Do wypadku wojskowego jelcza przewożącego amunicję doszło na jednym z najbardziej ruchliwych skrzyżowań. Warszawiacy zmuszeni do przymusowego, często kilkukilometrowego spaceru nie kryli zdenerwowania.
Po wypadku Policja i Wojsko odgrodziły stumetrową strefę bezpieczeństwa. Mieszkańcy okolicznych domów przez kilka godzin nie mogli dostać się do własnych mieszkań
Rzecznik mazowieckiej straży pożarnej Dariusz Malinowski powiedział, że usuwanie skutków tragedii trwało tak długo, ponieważ strażacy musieli czekać na saperów, którzy przepakowali amunicje do podstawionej ciężarówki.
Na miejscu pracowało pięć jednostek straży pożarnej a teren zabezpieczała Policja i Żandarmeria Wojskowa. Ruch na ulicach udało się przywrócić dopiero około godziny 19.00. Przyczyny wypadku są na razie nie znane.
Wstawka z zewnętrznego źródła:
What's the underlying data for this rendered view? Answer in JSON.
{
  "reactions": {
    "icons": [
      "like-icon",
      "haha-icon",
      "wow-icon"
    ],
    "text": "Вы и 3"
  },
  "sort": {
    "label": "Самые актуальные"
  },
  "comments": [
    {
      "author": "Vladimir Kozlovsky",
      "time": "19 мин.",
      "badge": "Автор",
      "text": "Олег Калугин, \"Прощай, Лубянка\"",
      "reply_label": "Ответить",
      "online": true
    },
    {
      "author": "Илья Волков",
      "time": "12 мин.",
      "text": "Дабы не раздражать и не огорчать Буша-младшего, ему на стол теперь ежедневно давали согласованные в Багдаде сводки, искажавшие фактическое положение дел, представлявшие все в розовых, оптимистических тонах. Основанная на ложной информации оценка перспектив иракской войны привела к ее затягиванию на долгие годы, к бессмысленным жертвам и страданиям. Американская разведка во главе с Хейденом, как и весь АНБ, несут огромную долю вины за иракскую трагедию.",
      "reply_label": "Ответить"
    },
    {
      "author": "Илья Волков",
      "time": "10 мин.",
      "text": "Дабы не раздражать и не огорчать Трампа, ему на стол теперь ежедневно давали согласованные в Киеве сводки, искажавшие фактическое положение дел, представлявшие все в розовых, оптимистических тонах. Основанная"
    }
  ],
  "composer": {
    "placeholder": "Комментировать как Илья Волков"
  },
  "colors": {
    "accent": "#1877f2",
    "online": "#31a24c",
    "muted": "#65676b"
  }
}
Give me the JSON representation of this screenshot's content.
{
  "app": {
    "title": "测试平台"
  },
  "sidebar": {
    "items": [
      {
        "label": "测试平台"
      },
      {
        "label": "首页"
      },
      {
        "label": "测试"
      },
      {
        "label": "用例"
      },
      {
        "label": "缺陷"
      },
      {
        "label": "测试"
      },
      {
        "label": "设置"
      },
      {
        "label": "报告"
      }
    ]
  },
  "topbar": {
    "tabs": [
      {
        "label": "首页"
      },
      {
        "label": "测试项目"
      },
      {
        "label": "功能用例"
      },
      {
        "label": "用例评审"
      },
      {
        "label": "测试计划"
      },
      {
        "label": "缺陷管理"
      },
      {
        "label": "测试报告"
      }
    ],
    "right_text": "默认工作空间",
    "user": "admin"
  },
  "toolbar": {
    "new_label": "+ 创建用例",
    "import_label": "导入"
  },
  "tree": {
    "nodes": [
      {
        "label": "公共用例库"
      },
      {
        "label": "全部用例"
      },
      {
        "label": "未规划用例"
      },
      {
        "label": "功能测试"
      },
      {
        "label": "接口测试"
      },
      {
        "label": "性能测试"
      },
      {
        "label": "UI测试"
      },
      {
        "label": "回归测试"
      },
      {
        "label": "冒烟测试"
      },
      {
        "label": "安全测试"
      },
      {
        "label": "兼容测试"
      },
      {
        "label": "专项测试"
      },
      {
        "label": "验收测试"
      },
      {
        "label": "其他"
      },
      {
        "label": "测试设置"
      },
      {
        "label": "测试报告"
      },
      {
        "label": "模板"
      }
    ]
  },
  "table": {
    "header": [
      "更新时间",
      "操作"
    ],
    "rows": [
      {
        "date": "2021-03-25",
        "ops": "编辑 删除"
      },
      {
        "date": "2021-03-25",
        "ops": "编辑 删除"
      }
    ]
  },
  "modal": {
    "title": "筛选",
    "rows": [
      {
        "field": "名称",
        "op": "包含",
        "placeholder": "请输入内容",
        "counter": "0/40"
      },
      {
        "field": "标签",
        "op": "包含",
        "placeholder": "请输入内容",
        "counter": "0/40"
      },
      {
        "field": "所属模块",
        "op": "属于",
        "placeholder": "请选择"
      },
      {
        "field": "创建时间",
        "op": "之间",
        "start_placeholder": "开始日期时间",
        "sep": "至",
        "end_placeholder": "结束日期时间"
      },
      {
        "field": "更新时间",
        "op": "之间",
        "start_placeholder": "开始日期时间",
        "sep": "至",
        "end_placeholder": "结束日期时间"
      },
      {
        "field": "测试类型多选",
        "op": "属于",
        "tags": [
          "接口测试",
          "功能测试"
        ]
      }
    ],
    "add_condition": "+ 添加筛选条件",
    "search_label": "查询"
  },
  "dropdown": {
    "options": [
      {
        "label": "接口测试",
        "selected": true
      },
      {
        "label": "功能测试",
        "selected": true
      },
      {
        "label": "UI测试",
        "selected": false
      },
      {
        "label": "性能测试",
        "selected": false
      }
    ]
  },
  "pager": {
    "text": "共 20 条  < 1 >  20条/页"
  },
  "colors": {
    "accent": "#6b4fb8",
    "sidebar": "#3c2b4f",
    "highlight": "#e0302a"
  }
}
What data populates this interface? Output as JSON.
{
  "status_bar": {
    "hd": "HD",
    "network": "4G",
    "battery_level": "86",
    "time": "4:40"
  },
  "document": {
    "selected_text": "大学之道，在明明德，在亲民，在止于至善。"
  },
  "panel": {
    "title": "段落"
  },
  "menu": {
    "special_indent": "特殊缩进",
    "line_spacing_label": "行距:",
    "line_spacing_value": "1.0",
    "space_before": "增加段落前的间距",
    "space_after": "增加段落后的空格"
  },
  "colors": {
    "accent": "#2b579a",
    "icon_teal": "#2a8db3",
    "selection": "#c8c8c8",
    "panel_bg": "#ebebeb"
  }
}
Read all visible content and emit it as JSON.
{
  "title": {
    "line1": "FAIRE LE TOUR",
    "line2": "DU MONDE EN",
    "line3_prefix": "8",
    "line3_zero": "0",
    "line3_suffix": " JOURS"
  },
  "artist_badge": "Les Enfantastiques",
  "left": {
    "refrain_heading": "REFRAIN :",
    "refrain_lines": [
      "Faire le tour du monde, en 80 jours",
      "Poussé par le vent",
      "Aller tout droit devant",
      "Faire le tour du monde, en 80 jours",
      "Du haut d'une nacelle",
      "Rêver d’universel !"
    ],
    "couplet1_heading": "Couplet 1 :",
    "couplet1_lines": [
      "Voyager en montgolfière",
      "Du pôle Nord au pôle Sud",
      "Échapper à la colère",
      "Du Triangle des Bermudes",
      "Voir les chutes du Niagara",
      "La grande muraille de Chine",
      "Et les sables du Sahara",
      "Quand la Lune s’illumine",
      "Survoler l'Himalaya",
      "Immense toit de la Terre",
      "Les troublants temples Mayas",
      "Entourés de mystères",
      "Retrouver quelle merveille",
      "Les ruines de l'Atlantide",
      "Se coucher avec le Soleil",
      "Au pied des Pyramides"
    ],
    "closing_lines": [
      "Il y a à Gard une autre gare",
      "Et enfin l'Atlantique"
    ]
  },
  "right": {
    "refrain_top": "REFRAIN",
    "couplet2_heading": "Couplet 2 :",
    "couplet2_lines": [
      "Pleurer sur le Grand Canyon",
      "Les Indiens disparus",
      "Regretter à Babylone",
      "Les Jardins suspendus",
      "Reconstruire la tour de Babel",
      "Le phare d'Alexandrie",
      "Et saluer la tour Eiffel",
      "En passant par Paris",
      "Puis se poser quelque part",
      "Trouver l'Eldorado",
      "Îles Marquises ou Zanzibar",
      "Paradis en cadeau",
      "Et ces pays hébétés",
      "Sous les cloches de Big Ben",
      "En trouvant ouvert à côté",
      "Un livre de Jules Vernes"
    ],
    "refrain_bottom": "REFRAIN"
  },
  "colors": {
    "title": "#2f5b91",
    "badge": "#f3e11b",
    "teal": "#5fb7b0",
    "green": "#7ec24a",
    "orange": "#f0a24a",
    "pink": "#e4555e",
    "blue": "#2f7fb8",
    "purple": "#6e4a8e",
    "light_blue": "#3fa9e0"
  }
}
Transport przewoził prawie 800 sztuk amunicji; miała ona wykręcone zapalniki. Amunicja była przewożona w konwoju pod ochroną trzech żołnierzy. Wieziono ją z wojskowego składu materiałowego w Bydgoszczy do składu materiałowego w Bezwoli k. Białej Podlaskiej.
Zdaniem rzecznika żandarmerii, prawdopodobnie w wyniku błędu kierowcy, ładunek ważący 30 ton przemieścił się w naczepie, przeważył jedną ze stron i samochód się wywrócił.
Rzecznik Komendy Stołecznej Policji Mariusz Sokołowski powiedział, że ewakuakcja ludności nie była konieczna. Saperzy, którzy przyjechali na miejsce wypadku stwierdzili, że skrzynie z amunicją są nienaruszone i nie stanowią zagrożenia, jak początkowo sądzono. Ładunek saperzy przepakowali do innych samochodów.
Śledztwo w sprawie wypadku prowadzi żandarmeria wojskowa. Ciężarówka wojskowa miała zezwolenie na przewóz amunicji przez jedną z głównych ulic Warszawy. Rzecznik Żandarmerii Wojskowej przyznał, że takie przewozy przez stolicę zdarzają się rzadko.